In an unexpected move, the Chancellor said he would grant independence to the Office for National Statistics, a department of the Treasury, in the same way he handed over power to set interest rates to the Bank of England when Labour won power.

The Conservatives and Liberal Democrats, which have long called for the ONS to be freed from government control, gave the move a guarded welcome but said it did not go far enough.

There was a political dispute after the ONS revised the way it calculated public finances that improved the chances the Chancellor would hit his "golden rule" to balance the budget on day-to-day spending over the economic cycle. A recent Mori survey found just 17 per cent of people believed ONS figures were produced without political interference. In his keynote address to the annual conference of the employers' group, the CBI, Mr Brown said he would legislate to make the ONS the responsibility of a "wholly separate body at arm's length from government and fully independent of it".

It would set up a board with external experts and be responsible to Parliament. It is clearly modelled on Bank independence that created a Monetary Policy Committee to set interest rates.

Mr Brown told business leaders: "We have removed essential elements of monetary policy, competition policy and industrial policy and now statistics from the pressures of day-to-day politics. It [will take] government out of areas where it should not be and government guaranteeing that economic decisions are made as they should be - for long-term economic purposes and not for short-term partisan gain."

Vince Cable, the Liberal Democrat Treasury spokesman, said the announcement was long overdue and warned "the devil is likely to be in the detail". He urged the Chancellor to go further and allow the National Audit Office to judge when the economic cycle - which is key to testing the golden rule - had began and ended.

"Rather than simply auditing assumptions, the NAO should report progress against the Chancellor's fiscal rules at the time of the Budget and pre-Budget report," Mr Cable said.

It is understood the Chancellor wanted to reform the ONS before a series of upbeat economic data from the recovery the Treasury believes is round the corner.

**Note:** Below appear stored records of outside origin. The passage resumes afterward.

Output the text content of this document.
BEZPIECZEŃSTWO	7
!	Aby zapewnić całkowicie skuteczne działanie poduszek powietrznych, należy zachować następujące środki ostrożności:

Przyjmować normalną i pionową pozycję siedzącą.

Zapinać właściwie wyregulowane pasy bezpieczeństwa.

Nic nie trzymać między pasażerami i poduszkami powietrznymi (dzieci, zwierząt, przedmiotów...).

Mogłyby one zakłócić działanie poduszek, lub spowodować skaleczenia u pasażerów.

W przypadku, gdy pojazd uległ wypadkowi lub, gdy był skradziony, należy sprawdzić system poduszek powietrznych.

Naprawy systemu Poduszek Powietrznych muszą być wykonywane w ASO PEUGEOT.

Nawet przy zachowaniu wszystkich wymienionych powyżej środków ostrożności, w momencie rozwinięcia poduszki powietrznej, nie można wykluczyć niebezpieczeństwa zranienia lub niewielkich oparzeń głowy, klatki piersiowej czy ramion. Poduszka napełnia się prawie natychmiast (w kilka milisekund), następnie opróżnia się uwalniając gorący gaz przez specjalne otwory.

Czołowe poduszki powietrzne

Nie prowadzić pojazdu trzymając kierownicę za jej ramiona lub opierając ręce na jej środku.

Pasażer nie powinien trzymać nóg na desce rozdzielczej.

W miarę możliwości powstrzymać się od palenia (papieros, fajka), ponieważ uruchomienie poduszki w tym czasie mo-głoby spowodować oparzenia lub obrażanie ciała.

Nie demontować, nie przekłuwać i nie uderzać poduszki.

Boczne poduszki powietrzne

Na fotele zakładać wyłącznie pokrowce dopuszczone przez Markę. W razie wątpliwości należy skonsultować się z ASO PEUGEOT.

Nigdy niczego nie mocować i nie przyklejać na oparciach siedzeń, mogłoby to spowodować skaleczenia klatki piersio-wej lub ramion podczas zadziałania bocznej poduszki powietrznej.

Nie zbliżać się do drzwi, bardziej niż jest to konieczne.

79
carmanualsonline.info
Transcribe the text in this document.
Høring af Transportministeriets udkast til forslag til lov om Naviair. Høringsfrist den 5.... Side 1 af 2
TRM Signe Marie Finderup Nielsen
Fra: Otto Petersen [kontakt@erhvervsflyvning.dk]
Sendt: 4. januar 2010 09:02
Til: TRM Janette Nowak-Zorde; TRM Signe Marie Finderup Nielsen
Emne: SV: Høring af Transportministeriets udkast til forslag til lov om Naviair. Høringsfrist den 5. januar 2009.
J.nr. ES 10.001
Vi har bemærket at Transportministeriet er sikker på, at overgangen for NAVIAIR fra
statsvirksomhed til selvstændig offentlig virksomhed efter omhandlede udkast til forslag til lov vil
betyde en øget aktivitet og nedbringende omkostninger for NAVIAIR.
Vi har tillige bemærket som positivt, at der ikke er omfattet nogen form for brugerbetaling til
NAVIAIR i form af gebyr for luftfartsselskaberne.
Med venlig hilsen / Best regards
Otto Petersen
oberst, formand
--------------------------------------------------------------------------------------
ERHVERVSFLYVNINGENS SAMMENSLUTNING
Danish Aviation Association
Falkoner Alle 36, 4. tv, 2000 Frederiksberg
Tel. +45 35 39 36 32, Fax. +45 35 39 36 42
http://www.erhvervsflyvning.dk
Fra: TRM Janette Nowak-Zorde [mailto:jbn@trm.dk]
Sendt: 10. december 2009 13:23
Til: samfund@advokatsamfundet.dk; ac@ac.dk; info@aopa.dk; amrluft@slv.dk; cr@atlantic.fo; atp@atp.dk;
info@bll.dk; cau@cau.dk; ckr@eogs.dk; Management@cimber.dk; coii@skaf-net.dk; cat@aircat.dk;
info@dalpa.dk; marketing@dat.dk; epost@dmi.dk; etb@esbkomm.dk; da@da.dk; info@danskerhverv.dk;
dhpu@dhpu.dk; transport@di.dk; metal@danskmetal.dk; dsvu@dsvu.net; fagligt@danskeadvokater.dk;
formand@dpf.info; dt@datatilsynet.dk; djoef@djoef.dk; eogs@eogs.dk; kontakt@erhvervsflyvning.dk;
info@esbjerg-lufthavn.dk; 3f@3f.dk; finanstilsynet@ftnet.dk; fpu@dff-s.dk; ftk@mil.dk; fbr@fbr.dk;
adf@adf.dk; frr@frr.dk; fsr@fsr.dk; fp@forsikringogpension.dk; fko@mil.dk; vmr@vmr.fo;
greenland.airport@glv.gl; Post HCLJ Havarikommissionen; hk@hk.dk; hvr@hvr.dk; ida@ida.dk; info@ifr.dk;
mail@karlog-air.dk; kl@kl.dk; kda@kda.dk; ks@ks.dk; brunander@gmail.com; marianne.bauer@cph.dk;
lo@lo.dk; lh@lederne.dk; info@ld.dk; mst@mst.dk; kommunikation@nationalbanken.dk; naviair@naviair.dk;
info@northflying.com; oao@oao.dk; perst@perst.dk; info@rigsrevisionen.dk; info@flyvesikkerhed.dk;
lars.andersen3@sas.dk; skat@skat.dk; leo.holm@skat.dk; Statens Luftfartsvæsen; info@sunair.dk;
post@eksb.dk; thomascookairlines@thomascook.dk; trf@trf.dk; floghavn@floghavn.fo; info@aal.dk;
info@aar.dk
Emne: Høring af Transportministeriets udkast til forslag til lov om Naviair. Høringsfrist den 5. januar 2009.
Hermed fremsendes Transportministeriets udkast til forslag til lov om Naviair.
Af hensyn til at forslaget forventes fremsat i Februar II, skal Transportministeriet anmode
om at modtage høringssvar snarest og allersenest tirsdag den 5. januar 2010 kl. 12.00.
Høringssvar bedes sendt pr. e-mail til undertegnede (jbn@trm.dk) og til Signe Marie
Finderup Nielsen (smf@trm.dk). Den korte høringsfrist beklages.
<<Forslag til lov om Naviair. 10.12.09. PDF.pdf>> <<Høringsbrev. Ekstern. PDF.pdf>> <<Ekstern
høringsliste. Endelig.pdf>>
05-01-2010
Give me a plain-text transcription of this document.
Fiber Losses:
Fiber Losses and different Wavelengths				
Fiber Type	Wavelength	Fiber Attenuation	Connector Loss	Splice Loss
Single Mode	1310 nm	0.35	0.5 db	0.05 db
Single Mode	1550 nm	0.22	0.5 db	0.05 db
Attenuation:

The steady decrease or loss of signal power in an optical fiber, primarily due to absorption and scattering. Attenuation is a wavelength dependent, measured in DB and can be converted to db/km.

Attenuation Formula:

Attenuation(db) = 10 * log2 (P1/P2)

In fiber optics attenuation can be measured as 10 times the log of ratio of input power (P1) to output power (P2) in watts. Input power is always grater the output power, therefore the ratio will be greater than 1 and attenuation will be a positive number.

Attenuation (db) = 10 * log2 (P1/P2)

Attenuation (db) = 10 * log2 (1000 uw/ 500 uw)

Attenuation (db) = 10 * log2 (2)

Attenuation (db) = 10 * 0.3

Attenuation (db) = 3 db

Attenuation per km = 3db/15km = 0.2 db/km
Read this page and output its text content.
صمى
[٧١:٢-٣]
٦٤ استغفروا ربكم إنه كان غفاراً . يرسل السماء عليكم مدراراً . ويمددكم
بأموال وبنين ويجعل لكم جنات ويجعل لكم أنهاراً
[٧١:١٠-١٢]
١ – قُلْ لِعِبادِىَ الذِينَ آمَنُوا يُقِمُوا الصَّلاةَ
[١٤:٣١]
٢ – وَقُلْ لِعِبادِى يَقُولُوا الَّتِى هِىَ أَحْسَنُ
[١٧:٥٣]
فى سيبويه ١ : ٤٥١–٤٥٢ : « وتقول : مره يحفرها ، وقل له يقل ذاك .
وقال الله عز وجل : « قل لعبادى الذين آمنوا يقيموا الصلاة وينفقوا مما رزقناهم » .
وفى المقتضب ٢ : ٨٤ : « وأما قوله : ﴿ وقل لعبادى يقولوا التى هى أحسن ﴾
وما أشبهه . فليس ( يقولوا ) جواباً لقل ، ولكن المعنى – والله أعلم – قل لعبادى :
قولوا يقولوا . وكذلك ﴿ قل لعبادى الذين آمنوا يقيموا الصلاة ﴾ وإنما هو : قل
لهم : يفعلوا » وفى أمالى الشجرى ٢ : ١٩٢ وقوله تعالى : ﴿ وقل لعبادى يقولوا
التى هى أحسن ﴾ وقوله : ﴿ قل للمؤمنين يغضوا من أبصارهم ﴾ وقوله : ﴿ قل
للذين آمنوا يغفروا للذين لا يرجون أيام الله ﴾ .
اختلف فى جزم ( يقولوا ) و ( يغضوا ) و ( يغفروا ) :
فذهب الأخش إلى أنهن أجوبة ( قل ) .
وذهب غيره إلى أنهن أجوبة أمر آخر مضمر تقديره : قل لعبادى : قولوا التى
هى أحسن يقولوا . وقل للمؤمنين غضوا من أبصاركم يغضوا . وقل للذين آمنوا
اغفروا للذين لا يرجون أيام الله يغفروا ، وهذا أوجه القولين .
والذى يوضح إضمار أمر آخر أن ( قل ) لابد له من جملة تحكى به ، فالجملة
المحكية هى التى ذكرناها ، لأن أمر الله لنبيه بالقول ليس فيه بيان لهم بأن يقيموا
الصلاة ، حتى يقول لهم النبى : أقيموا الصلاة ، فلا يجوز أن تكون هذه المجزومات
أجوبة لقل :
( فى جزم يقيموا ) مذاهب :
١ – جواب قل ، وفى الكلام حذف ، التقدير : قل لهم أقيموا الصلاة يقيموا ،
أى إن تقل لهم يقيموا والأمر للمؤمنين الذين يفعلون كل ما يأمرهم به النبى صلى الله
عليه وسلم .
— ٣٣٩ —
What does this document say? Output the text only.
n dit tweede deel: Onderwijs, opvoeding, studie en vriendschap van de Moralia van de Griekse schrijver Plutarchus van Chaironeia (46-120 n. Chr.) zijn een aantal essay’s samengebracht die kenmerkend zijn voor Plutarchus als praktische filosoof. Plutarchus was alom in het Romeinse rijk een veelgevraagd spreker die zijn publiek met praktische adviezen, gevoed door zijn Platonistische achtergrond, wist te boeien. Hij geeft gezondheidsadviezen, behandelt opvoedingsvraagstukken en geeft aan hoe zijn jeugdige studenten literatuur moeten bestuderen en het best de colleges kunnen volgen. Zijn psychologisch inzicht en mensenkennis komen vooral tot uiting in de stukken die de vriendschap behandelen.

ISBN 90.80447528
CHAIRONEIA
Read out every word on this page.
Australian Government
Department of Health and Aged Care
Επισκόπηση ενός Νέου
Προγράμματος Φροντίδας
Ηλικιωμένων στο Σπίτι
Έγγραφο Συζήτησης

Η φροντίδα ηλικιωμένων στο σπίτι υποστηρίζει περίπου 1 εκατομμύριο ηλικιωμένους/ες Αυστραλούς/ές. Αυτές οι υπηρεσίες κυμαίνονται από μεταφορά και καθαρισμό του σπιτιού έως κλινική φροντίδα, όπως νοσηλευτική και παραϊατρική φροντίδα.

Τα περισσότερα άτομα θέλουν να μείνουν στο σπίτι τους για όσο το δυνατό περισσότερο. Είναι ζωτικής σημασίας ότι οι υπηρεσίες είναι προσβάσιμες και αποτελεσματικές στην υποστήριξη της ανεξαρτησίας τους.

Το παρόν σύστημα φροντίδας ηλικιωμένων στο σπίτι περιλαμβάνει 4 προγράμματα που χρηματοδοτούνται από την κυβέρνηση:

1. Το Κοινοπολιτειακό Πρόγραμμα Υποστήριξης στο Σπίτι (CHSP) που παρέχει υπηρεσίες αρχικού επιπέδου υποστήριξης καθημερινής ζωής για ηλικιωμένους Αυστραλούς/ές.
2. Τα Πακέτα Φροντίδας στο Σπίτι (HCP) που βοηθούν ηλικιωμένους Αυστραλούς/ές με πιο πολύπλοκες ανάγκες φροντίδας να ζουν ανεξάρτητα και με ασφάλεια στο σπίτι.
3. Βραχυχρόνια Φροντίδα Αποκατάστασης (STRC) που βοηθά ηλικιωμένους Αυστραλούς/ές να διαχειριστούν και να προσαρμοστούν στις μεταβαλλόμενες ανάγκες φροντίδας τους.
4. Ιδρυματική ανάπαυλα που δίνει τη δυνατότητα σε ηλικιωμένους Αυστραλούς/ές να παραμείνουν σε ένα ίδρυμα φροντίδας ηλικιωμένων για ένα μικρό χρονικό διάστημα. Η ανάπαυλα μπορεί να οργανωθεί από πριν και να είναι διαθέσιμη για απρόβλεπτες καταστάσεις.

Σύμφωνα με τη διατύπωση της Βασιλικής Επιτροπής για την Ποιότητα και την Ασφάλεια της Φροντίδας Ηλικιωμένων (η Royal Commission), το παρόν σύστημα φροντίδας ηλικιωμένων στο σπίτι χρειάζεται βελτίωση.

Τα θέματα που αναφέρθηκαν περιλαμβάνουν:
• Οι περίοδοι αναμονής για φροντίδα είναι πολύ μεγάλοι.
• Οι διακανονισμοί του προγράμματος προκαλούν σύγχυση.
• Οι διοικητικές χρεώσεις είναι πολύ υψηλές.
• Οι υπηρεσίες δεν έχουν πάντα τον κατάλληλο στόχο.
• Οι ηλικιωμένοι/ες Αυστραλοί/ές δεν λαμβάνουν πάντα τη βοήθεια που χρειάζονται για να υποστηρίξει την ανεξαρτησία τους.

One Whitehall adviser said: "The Conservatives will want to say that you can't trust these figures, but we have shot their fox." The move follows a series of problems over key figures.

Estimates of pension wealth had to be withdrawn because of problems with double counting. The results of the 2001 Census were thrown into doubt after it emerged tens of thousands of young people were "missing". The ONS also had to make substantial revisions to key economic data, which it said was due to late data rather than problems with the system.

Last week the Bank made clear it did not believe the ONS's estimates of growth, meaning that it is bypassing official GDP data when setting interest rates.

John Philpott, the chief economist of the CIPD, a labour market think-tank, said it was vital to improve public trust in the ONS as it prepared to embrace new ways of measuring public-sector output that could flatter the Government. "Although much of the criticism has been unfair, official statistics on crucial economic indicators such as economic growth, employment, pay, productivity and the public finances must be seen to be as accurate as possible, beyond reproach, and immune from political pressure or controversy."

Karen Dunnell, the National Statistician, said it was "an important step forward in enhancing the integrity of official statistics". George Osborne, the shadow Chancellor, said the Government appeared to be following his call last week for the ONS to be made independent. "Now that the Chancellor has admitted we were right to call for an independent ONS, he should have no problem agreeing to my other proposal to make the assessment of the fiscal rules independent too."